Engaging parents and carers
Neil Dawson from the Family School in London explains how they work to engage parents and carers in their child's learning.
The Family School London is an Alternative Provision school which helps children presenting with complex emotional, behavioural and mental health difficulties at school.
Research shows that if parents and carers are actively involved in their children’s learning at school, pupils are more likely to thrive – both in terms of academic performance and general wellbeing. However, when a child presents with worrying or challenging behaviour, relationships between school staff and parents can sometimes become strained. In some circumstances, an approach from the school to parents regarding their child’s difficulties may not be received well. Parents may be experiencing difficulties in their own lives and might feel overwhelmed and unable to meet the request for help with their child in a constructive way. In this scenario, relationships between home and school can break down.
Staff can become disheartened as they witness the pupil continuing to struggle, and parents and carers might express frustration that their child is failing, but that no one from the school understands or is willing to help. The Anna Freud Centre (AFC) has pioneered two ground-breaking ways of helping staff, children and young people and families to overcome their difficulties at school.
The Family School London is an Alternative Provision school which helps children presenting with complex emotional, behavioural and mental health difficulties at school. Its vision is to create a learning context for all, with integrated mental health delivery provided by frontline staff throughout the school day.

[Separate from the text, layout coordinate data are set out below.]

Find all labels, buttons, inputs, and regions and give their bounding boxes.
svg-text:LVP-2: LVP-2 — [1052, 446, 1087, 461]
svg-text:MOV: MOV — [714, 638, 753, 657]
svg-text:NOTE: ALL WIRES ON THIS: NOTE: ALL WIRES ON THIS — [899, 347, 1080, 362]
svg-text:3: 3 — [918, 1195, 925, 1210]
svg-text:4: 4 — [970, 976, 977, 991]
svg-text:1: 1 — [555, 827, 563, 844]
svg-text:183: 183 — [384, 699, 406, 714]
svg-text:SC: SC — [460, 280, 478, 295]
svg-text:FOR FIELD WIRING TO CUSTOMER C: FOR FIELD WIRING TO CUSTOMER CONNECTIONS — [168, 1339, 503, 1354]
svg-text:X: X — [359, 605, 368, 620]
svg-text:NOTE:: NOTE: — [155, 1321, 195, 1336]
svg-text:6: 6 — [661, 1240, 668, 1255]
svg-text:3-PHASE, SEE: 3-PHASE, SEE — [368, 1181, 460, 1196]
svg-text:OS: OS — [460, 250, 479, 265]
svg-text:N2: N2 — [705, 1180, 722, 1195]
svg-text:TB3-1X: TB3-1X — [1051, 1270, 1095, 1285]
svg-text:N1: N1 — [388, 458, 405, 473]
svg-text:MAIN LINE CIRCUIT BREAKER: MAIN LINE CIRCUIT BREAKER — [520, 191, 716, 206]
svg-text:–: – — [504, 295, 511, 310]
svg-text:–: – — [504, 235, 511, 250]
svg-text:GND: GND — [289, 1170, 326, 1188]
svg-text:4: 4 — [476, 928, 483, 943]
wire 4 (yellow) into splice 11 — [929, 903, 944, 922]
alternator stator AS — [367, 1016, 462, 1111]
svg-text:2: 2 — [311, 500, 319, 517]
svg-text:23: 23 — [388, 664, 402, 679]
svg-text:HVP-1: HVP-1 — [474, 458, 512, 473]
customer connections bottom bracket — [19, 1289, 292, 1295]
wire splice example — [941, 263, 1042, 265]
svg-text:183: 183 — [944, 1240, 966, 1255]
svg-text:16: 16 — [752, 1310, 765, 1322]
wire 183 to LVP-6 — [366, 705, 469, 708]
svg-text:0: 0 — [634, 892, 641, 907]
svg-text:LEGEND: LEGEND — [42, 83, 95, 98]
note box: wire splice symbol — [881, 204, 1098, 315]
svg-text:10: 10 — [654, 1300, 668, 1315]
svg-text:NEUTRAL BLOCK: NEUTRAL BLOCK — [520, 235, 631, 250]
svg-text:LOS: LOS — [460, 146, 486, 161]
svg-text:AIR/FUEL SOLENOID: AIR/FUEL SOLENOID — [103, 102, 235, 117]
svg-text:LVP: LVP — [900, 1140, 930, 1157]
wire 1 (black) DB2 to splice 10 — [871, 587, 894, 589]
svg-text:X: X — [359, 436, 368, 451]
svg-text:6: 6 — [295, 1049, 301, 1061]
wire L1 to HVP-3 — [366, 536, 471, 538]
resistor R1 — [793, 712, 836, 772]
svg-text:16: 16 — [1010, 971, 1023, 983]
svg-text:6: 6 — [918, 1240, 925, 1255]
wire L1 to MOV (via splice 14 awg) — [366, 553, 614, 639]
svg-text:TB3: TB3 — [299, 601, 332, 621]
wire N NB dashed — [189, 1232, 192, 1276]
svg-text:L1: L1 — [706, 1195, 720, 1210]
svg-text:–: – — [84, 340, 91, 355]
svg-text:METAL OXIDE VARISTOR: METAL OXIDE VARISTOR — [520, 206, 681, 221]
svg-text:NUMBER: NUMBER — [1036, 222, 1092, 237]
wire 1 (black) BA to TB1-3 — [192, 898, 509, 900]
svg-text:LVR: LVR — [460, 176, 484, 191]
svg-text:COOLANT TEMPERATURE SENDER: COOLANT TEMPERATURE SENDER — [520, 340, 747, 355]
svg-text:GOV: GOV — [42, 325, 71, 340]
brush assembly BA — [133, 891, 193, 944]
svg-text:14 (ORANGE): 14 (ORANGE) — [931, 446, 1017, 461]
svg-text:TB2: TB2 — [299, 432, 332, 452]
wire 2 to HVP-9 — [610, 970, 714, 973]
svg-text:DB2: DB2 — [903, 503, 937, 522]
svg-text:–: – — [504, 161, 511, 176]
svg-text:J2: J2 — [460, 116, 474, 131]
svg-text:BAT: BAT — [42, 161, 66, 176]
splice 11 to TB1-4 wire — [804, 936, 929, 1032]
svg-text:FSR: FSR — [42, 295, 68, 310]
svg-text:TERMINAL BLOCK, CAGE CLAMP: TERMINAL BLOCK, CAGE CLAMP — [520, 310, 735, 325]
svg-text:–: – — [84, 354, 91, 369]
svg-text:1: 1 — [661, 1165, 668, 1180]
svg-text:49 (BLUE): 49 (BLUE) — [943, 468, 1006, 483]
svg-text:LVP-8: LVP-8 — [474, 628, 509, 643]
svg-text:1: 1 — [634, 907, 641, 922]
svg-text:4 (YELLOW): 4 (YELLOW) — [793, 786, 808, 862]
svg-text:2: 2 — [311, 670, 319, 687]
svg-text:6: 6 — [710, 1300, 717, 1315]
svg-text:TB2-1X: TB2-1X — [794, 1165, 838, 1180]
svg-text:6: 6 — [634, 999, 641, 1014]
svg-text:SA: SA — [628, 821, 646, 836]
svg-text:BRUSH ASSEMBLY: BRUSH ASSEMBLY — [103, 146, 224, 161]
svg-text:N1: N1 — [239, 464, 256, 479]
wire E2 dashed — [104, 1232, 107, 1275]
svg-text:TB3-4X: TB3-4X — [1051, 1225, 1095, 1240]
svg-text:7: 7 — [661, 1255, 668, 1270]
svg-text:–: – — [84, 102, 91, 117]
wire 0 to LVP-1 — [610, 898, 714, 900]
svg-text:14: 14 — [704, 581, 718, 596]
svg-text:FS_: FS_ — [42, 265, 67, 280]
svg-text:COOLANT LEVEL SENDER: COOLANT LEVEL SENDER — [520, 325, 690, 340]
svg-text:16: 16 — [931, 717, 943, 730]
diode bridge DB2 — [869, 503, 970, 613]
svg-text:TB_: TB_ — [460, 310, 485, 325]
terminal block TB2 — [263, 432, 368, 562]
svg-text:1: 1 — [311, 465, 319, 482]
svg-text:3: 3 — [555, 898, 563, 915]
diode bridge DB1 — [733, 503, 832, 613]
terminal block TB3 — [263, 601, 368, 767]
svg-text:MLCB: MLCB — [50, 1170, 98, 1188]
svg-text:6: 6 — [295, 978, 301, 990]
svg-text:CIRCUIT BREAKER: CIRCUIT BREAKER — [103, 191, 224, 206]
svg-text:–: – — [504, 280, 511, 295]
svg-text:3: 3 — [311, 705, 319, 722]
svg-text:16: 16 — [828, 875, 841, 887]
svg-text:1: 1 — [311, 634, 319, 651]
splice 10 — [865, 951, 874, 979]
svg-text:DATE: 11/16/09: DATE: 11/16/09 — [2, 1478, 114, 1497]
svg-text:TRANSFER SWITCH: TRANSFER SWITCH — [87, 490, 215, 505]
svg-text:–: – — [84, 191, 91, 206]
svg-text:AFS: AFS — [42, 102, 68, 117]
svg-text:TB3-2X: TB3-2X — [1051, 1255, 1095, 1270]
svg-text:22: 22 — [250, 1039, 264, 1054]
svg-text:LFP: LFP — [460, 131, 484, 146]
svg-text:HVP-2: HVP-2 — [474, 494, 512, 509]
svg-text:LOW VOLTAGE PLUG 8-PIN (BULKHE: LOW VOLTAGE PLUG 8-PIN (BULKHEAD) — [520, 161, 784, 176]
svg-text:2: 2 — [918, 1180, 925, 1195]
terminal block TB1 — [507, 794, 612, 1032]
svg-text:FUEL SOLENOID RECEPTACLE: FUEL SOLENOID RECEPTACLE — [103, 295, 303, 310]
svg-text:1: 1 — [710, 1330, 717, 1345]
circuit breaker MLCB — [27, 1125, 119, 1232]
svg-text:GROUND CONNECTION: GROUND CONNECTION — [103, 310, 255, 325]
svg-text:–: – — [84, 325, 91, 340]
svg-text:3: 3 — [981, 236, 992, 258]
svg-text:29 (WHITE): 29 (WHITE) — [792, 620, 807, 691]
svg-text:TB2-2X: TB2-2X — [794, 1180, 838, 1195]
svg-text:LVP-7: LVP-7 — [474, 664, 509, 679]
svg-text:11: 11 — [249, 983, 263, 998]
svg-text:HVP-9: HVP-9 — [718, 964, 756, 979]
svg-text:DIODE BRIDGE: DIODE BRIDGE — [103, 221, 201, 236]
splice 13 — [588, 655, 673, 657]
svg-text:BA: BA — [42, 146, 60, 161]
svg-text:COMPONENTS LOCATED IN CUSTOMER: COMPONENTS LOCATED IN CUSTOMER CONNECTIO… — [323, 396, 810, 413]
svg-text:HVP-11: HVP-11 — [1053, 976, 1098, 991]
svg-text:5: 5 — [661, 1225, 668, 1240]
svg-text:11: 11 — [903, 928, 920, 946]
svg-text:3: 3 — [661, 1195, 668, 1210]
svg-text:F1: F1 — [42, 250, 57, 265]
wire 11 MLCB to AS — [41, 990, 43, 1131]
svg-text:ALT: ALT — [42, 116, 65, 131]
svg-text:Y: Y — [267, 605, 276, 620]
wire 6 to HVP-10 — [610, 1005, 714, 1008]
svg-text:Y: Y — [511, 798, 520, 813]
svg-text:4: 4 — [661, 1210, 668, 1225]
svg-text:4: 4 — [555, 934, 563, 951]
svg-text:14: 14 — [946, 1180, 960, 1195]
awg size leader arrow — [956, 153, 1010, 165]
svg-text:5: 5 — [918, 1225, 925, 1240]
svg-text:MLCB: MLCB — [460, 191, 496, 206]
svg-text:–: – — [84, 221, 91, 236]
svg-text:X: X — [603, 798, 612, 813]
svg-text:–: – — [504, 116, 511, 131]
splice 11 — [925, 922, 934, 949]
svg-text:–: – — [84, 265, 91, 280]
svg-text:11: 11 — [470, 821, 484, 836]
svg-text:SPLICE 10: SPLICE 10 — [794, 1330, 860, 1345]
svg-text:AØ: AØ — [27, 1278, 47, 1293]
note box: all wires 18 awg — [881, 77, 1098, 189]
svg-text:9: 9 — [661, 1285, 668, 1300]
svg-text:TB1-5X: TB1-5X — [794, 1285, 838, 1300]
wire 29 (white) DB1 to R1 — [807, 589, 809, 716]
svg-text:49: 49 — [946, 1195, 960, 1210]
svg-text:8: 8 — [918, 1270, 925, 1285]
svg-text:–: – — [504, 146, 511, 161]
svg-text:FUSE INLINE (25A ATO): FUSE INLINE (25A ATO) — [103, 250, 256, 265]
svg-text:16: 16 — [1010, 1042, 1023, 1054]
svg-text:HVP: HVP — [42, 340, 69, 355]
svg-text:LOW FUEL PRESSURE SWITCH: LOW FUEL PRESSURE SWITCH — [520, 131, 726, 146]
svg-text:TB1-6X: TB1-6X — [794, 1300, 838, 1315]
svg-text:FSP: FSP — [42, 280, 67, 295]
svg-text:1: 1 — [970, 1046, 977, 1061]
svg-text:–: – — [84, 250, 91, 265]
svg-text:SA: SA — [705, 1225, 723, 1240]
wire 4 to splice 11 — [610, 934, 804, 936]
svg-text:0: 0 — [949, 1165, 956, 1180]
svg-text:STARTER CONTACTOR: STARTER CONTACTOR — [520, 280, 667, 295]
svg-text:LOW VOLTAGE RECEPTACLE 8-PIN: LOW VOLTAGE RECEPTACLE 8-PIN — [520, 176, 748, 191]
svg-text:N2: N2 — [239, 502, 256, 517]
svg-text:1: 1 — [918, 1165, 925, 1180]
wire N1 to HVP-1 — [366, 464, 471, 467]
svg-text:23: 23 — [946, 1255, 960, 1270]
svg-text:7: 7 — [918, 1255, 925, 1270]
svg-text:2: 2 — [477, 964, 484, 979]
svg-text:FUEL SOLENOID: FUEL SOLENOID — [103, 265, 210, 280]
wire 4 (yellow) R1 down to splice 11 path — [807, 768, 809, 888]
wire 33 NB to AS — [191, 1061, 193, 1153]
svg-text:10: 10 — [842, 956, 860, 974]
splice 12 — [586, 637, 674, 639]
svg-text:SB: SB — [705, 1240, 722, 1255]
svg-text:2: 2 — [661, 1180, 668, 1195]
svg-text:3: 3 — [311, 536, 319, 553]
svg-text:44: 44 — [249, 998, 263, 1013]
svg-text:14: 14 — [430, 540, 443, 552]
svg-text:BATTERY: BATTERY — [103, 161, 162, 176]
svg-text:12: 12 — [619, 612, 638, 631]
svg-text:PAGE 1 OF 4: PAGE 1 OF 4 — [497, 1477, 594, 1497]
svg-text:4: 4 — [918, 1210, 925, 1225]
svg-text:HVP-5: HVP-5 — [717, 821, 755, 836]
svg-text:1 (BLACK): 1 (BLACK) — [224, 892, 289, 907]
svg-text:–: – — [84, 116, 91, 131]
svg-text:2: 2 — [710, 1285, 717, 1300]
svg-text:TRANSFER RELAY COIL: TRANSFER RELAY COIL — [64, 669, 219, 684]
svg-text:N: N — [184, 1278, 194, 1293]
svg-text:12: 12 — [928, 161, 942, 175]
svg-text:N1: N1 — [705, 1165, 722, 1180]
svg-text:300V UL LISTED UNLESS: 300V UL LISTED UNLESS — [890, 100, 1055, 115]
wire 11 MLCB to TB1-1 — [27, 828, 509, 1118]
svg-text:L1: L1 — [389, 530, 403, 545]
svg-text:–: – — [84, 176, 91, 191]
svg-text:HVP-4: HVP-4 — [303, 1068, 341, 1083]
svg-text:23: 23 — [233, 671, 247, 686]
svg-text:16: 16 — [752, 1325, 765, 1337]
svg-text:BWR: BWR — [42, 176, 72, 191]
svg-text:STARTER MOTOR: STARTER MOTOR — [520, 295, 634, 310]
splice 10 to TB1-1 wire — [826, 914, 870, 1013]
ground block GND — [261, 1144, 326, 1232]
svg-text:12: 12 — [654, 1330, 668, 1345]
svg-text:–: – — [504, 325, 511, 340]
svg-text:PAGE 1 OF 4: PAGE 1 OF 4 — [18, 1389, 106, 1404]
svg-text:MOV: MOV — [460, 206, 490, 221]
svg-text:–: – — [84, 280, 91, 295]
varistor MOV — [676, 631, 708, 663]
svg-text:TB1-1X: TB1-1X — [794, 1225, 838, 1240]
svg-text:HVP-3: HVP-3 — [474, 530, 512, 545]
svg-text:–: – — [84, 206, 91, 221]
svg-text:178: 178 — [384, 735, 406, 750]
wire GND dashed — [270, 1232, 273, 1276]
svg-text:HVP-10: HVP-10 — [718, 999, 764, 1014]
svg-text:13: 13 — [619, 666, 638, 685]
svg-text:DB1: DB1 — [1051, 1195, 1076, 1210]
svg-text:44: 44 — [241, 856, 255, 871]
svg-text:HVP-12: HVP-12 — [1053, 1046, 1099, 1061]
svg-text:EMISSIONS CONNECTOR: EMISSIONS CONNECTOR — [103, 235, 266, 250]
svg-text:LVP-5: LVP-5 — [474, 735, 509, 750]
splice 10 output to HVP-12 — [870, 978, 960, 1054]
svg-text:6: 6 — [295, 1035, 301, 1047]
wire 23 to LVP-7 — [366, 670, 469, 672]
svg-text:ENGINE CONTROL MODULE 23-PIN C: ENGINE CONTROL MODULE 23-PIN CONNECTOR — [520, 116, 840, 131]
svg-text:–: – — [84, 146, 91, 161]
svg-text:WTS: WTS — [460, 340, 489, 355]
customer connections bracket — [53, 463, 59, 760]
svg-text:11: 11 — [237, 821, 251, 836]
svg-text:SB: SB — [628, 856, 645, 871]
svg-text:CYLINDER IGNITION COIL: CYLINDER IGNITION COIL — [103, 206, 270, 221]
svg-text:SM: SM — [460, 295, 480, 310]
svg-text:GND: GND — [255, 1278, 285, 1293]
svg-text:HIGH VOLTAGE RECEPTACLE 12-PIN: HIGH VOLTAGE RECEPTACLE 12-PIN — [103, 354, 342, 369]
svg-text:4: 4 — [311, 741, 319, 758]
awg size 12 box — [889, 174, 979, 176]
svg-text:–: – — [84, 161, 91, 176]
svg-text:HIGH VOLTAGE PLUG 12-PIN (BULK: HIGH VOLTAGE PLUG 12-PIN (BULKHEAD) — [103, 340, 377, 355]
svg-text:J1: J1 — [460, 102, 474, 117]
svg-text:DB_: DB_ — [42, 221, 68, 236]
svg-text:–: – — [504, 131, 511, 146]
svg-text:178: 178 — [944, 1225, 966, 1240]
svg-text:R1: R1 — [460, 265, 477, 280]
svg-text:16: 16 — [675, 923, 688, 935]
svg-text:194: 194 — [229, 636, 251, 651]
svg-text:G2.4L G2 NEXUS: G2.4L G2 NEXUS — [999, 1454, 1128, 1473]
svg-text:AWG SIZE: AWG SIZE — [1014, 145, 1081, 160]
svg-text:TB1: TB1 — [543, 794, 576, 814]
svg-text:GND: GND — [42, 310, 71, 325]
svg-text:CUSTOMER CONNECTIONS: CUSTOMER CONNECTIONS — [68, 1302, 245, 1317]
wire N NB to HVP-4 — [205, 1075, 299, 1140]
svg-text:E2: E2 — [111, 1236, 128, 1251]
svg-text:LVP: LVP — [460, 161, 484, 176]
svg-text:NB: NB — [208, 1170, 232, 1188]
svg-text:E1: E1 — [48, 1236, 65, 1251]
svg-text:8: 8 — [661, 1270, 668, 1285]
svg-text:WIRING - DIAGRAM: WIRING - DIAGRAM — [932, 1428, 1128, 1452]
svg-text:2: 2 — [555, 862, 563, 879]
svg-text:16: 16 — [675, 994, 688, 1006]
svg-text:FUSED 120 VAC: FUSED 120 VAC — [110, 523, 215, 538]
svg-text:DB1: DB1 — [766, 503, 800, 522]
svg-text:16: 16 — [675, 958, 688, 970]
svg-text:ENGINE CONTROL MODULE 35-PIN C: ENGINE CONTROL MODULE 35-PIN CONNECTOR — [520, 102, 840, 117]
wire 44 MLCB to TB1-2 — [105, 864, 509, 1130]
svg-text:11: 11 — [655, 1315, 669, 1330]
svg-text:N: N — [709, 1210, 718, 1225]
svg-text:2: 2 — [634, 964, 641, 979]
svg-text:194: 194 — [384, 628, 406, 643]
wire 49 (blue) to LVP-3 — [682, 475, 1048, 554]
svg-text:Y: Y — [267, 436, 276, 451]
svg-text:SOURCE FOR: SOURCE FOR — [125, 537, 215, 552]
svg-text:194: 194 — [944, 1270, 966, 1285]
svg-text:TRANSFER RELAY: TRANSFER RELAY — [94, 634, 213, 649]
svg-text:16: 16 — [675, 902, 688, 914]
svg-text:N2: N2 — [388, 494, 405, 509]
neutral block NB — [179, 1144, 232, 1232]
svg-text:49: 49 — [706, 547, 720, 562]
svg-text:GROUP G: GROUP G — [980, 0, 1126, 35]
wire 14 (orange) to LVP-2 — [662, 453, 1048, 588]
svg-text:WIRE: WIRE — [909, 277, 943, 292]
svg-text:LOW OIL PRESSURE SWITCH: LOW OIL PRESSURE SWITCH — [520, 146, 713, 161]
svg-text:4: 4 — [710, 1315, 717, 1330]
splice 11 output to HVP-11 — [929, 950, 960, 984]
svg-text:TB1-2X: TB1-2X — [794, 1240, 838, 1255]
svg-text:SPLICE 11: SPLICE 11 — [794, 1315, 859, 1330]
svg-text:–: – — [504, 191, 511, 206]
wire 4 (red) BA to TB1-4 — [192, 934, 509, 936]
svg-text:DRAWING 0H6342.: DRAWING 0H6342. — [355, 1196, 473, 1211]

Parents and other significant family members are involved in The Family School at all times in relation to their child’s attendance and difficulties. The weekly Parent Learning Programme is attended by approximately 60% of the school’s parent population, and the remainder meet regularly in school at other times, around work or family commitments. A crucial component of The Family School’s practice is to work with groups of parents together. This helps to reduce the sense of isolation, stigma and blame that is common following an exclusion. Once parents know that they are not alone and that others are experiencing similar difficulties they report a huge sense of relief and can make progress, with the support of their peers. Staff at AFC have also developed the highly successful Multi-Family Groups in schools model, designed as a way of intervening early with pupils who are struggling to manage. School staff are trained in how to run a weekly group where parents are invited to join in a programme of help for their children.
Parents become closer to the school and collaborate in thinking about practical ways of supporting each other and their children with emerging problems and difficulties. The groups operate in close conjunction with teachers across the school so that changes originating in the family group are transferred into the classroom.
Staff have reported a greater sense of professional fulfilment by leading a programme that works with families who are experiencing difficulties. Changes can be dramatic, which benefits the individual child and their family, and which also has a positive impact on the wider school community.